I have a way to make the second of these work, but for the moment I'm suspending judgement on which way I will actually jump.

All of this is part - as I mentioned in the article about distances - of a gradual redesign of some of the underlying data structures. This is always a risky thing to do with something as large and evolved as CanalplanAC, but sometimes it just has to be done.

Canalplan is getting a bit long in the teeth and software rot is starting to set in in a few places. After all, I see from my change log that the gazetter, and the move to OS coordinates from purely arbitrary ones (what was I ever thinking of) came in in November 2000. In Internet terms, that's ancient. In that time the number of places in the database has gone up by an order of magnitude - and what worked fine then is really starting to creak. And there are new things out there.
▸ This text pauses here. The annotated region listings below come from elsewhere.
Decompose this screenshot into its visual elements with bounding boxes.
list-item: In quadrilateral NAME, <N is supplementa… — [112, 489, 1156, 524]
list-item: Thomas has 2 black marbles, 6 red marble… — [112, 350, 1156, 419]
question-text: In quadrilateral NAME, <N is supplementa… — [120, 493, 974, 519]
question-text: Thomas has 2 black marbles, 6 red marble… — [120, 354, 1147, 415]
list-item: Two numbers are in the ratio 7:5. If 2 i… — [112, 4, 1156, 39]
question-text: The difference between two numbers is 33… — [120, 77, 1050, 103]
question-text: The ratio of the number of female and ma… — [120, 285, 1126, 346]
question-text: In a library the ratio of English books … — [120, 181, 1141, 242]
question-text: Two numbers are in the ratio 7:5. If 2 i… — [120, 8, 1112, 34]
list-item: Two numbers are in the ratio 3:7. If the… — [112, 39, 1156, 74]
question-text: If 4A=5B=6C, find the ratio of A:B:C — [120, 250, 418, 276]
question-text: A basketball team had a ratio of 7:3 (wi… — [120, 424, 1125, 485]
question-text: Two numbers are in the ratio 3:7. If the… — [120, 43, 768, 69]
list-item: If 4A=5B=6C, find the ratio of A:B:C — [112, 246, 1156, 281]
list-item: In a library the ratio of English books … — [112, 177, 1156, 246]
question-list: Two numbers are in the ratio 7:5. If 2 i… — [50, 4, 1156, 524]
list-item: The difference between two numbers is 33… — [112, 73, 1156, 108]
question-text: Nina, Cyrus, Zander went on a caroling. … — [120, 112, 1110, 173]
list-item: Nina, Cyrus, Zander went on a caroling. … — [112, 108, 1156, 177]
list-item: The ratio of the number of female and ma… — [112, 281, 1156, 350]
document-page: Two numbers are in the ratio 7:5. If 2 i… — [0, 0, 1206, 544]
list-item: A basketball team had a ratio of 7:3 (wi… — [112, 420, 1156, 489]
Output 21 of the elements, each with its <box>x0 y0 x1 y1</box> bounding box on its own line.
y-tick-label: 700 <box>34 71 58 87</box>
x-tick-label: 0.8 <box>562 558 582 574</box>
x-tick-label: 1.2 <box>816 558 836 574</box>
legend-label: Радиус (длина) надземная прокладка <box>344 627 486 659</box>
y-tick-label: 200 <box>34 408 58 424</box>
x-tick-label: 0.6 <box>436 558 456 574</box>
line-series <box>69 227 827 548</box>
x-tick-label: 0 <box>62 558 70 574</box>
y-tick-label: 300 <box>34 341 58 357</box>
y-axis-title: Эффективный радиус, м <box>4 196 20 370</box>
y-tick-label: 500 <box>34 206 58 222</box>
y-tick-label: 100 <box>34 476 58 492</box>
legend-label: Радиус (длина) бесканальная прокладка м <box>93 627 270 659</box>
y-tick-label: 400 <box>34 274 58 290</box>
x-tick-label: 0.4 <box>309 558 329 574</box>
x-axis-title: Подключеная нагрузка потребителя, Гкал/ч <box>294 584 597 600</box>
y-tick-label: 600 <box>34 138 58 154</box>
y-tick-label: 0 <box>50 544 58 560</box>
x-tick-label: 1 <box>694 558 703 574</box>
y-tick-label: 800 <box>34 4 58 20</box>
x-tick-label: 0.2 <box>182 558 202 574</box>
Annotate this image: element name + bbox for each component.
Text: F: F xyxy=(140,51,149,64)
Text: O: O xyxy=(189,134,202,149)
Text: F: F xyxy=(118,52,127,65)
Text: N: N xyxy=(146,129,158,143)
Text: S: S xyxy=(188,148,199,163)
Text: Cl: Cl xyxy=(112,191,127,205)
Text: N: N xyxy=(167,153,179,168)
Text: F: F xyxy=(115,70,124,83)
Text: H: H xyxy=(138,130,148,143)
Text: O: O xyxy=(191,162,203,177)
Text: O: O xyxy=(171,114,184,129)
Satellite navigation systems having taken off means that geographical data is suddenly of use to lots of people, not just to a few wierdo programmers - and so it becomes available and affordable. I have to be able to move with this.

Sunday, October 01, 2006

Distances - not always as straightforward as you'd think

So I started putting distance table information in, and hit a snag along the Ashton when it started objecting to discrepencies between the distance table and the calculated distances.

Using a convenient Google Maps pedometer I crossed checked the distances.

For the fist 5 or 6 places it was really good:


PlaceDistance tablePedometer
Ducie Street, Manchester0.00.0
Lock No 1 Ancoats Junction.40.391
Lock No 3 Ancoats.50.495
Lock No 4 Bewicks Locks1.31.294
Lock No 8 Clayton Bottom Lock2.02.036
Clayton Junction2.42.485
Clayton Lock No 132.82.727

The last couple of these are showing slightly bigger errors, but it's still all well within what is needed for canal journeys. In fact, for Clayton Junction the data table merges it with Clayton Top Lock, which is a bit earlier, so the extra on the pedometer is explicable.
But now it starts to go wrong:
Clayton Top Lock No 163.53.033
We're out by nearly half a mile. Looking at any map it's clear that Clayton lock 13 is nowhere near that far from Clayton Junction. By the time we get to the end of this stretch, we're back on track
Fairfield Junction3.83.735


So the moral seems to be not to trust the distance tables explicitly. It also shows that the pedometer approach may well work for getting pretty exact distances for all places. Now I'm not doing that for all 7000 places, but it could get build into the lengthsman feature at some stage.

In passing, the overall discrepency between the pedometer and the distance table is 128 yards. At 3mph this is less than 1½ minutes! I can live with that.